’78/52′ Director Working With William Friedkin On an ‘Exorcist’ Documentary! [Exclusive]

January 26, 2019

At the introduction to the Sundance opening night screening of Memory: The Origins of Alien, director Alexandre O. Philippe announced that he had already shot a documentary about The Exorcist. Like Philippe’s other movie subjects – Alien, Psycho and Star WarsThe Exorcist is one of the most well-covered films of all time. So we asked him how he found a new take on The Exorcist.

“So, on The Exorcist, I’m working with William Friedkin. I’ve been working with him now for a year, a little more than a year actually. It’s very different. This is just going to be him and it’s basically about his very personal process. The approach was to do a film on The Exorcist using the Hitchcock/Truffaut model of interviews. I said to him, ‘I just want to sit with you for days and crack open The Exorcist and get into your process as a filmmaker. We’ve had four and a half days of interviews. As you can imagine, we went pretty much in depth.”

The making of The Exorcist has been well documented, so Philippe didn’t ask Friedkin the same old questions.

“There’s no talk at all about special effects, about the cinematic tricks,” Philippe said. “Instead we talked about art. We talked about music, about opera, about movies from Citizen Kane to Ordet by Dreyer, to 2001, The Third Man.

“It’s a very intimate chamber film about William Friedkin as an artist and his process in the making of The Exorcist.”

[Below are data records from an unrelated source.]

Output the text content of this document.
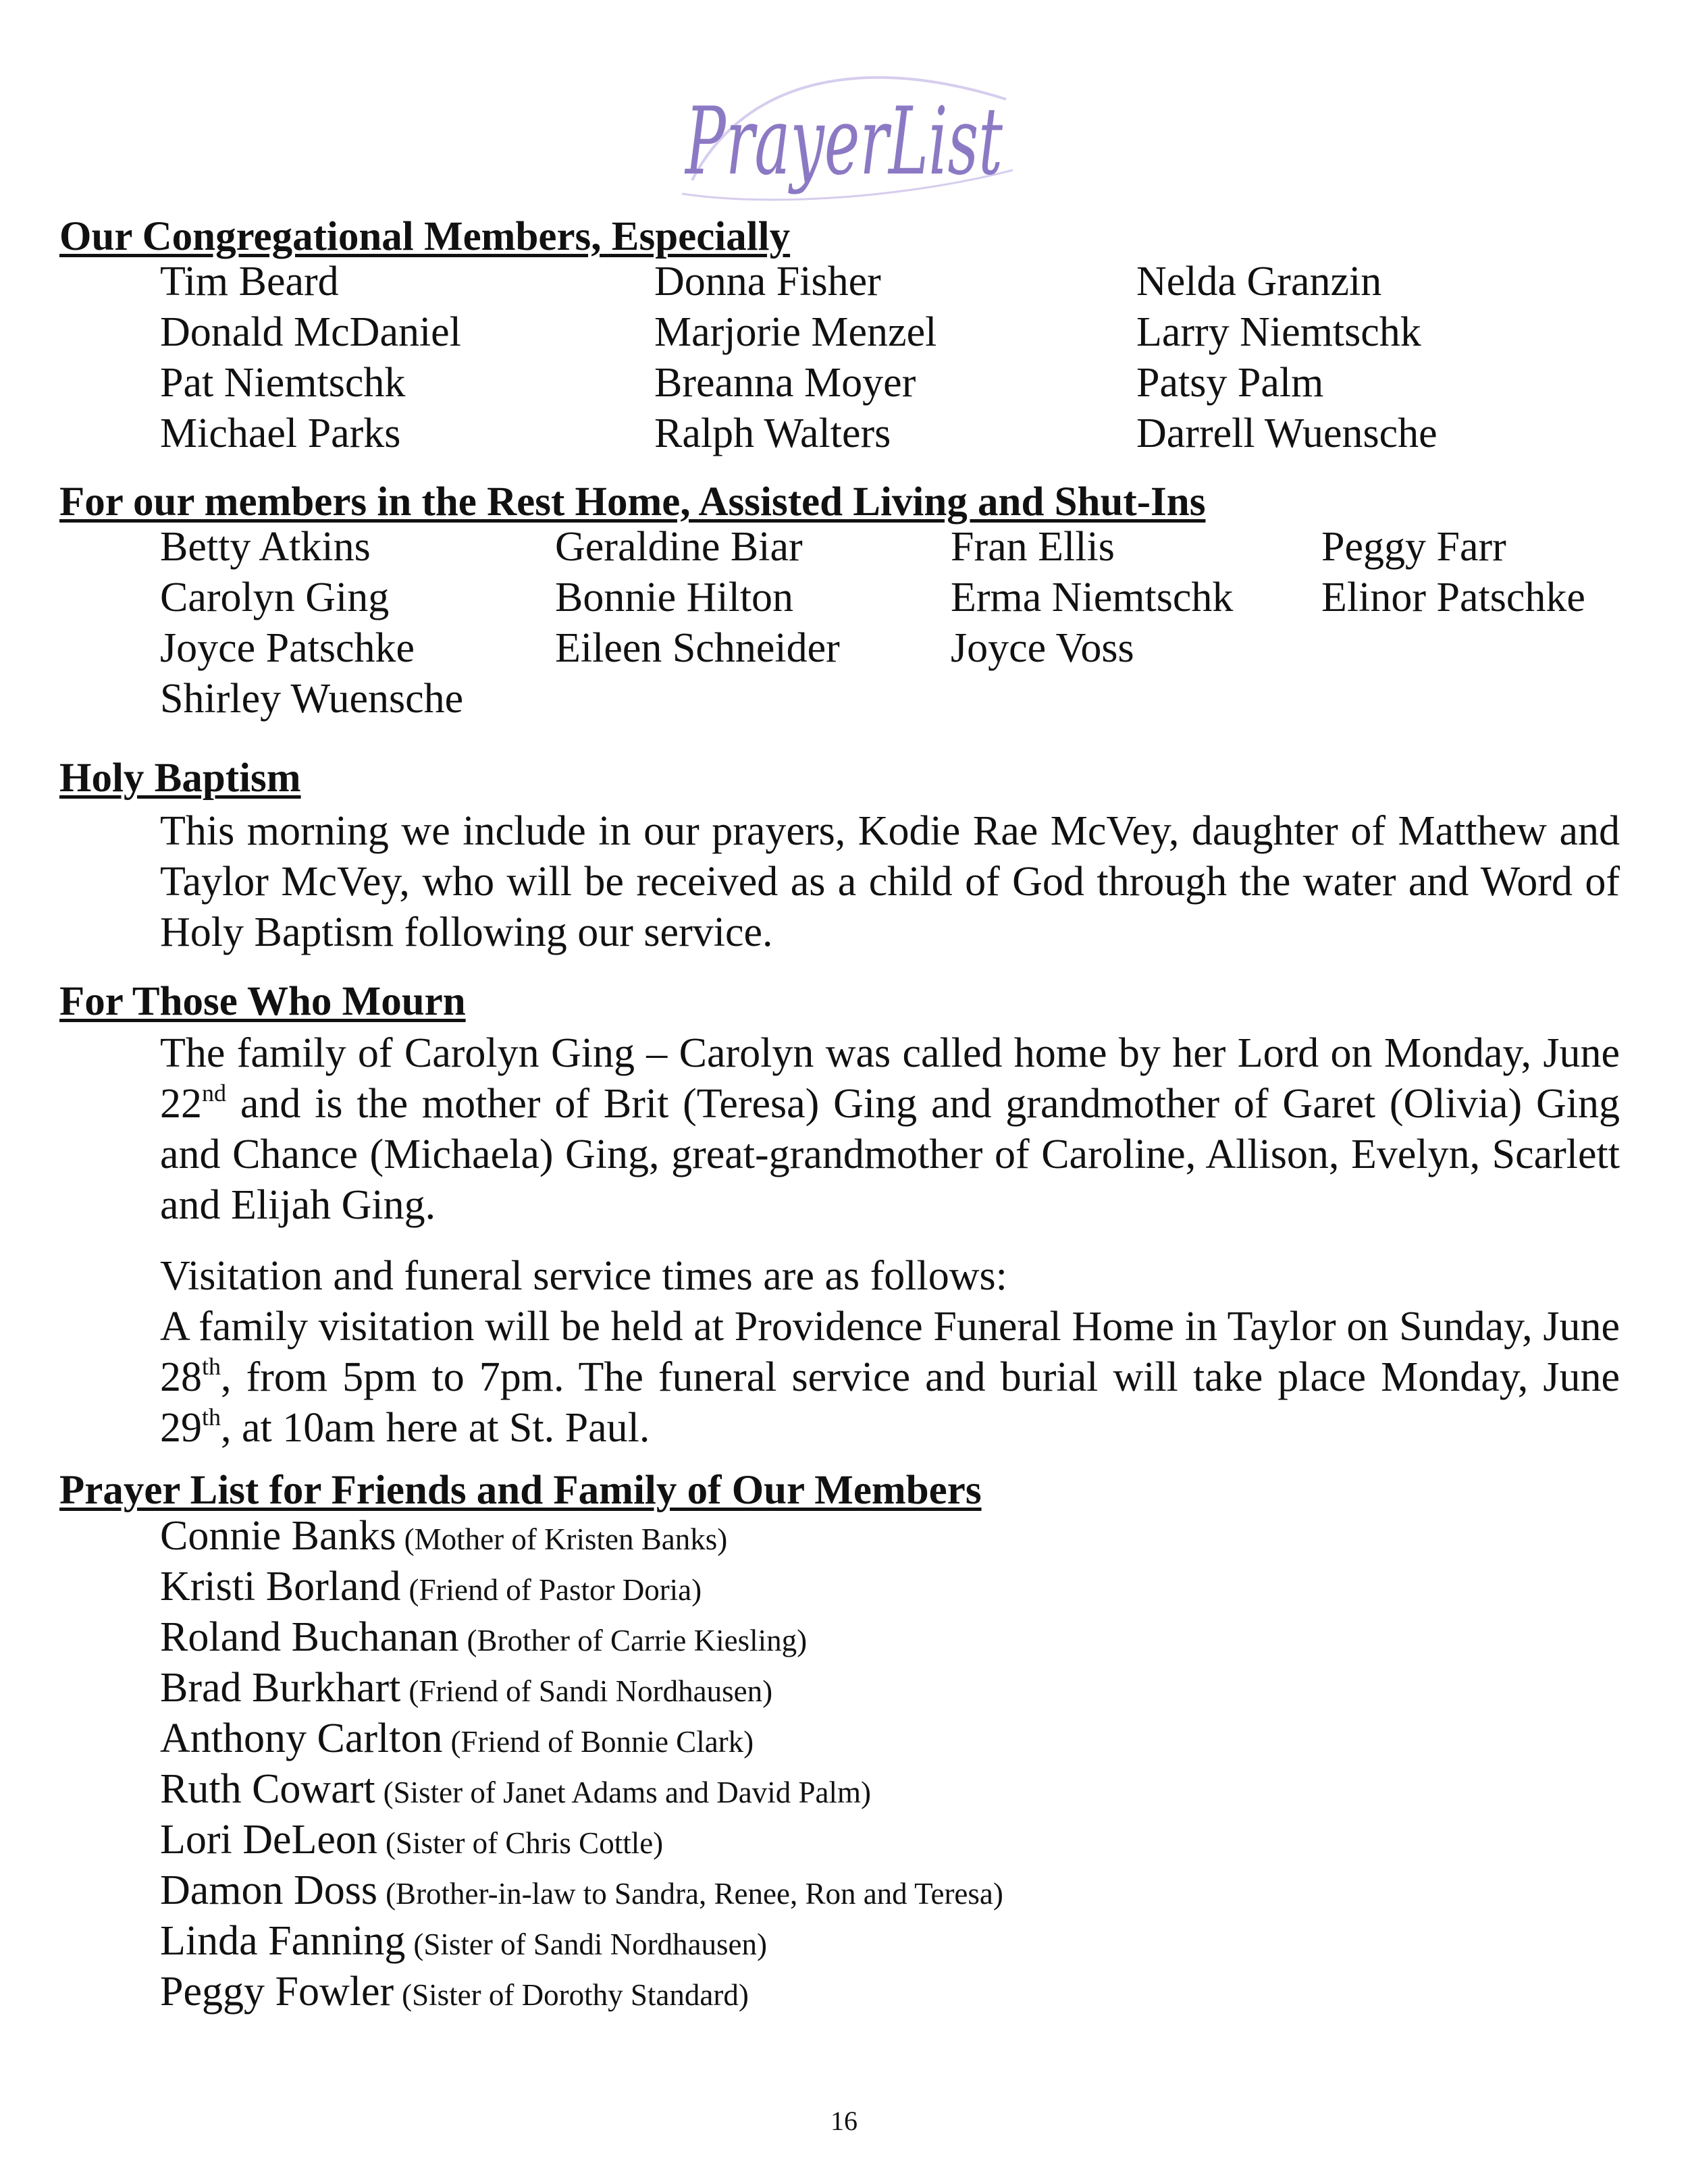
PrayerList
Our Congregational Members, Especially
Tim Beard	Donna Fisher	Nelda Granzin
Donald McDaniel	Marjorie Menzel	Larry Niemtschk
Pat Niemtschk	Breanna Moyer	Patsy Palm
Michael Parks	Ralph Walters	Darrell Wuensche
For our members in the Rest Home, Assisted Living and Shut-Ins
Betty Atkins	Geraldine Biar	Fran Ellis	Peggy Farr
Carolyn Ging	Bonnie Hilton	Erma Niemtschk	Elinor Patschke
Joyce Patschke	Eileen Schneider	Joyce Voss
Shirley Wuensche
Holy Baptism

This morning we include in our prayers, Kodie Rae McVey, daughter of Matthew and Taylor McVey, who will be received as a child of God through the water and Word of Holy Baptism following our service.

For Those Who Mourn

The family of Carolyn Ging – Carolyn was called home by her Lord on Monday, June 22nd and is the mother of Brit (Teresa) Ging and grandmother of Garet (Olivia) Ging and Chance (Michaela) Ging, great-grandmother of Caroline, Allison, Evelyn, Scarlett and Elijah Ging.

Visitation and funeral service times are as follows:

A family visitation will be held at Providence Funeral Home in Taylor on Sunday, June 28th, from 5pm to 7pm. The funeral service and burial will take place Monday, June 29th, at 10am here at St. Paul.

Prayer List for Friends and Family of Our Members
Connie Banks (Mother of Kristen Banks)
Kristi Borland (Friend of Pastor Doria)
Roland Buchanan (Brother of Carrie Kiesling)
Brad Burkhart (Friend of Sandi Nordhausen)
Anthony Carlton (Friend of Bonnie Clark)
Ruth Cowart (Sister of Janet Adams and David Palm)
Lori DeLeon (Sister of Chris Cottle)
Damon Doss (Brother-in-law to Sandra, Renee, Ron and Teresa)
Linda Fanning (Sister of Sandi Nordhausen)
Peggy Fowler (Sister of Dorothy Standard)
16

Friedkin had pretty eclectic taste, and Ordet (pictured below) may have been most significant.

“It is the one film that had the most profound influence, believe it or not, on The Exorcist,” Philippe said. “That’s all I will say.”

In his run from The French Connection to The Exorcist to Sorcerer, Friedkin became a notorious legend in Hollywood. Philippe wants to show his softer side.

“I think we all know him as this maverick filmmaker,” Philippe said. “Obviously, he was that. The guy was shooting guns on the set, slapping his actors across the face and almost broke Ellen Burstyn’s back. There’s a lot of drama and a lot of outrageous things about the making of that film. There’s a lot of myth also. I don’t think many people know the quiet, reserved Friedkin who thinks very much in nuance, who is obsessed with art, who will go to Chicago and spend hours in front of the Monet painting Morning on the Seine near Giverny, who goes to the Kyoto Zen Gardens and cries because he finds it so beautiful. That’s what this project is going to be about. He’s very excited about it.”

Philippe is now in the process of culling a feature film out of the four and a half days of interviews. He’s shown a bit to Friedkin.

“I sent him an 11-minute short version of it,” Phillippe said. “He sent me an e-mail. He’s very, very touched by it I think. I told him I really want to do something that’s very special.”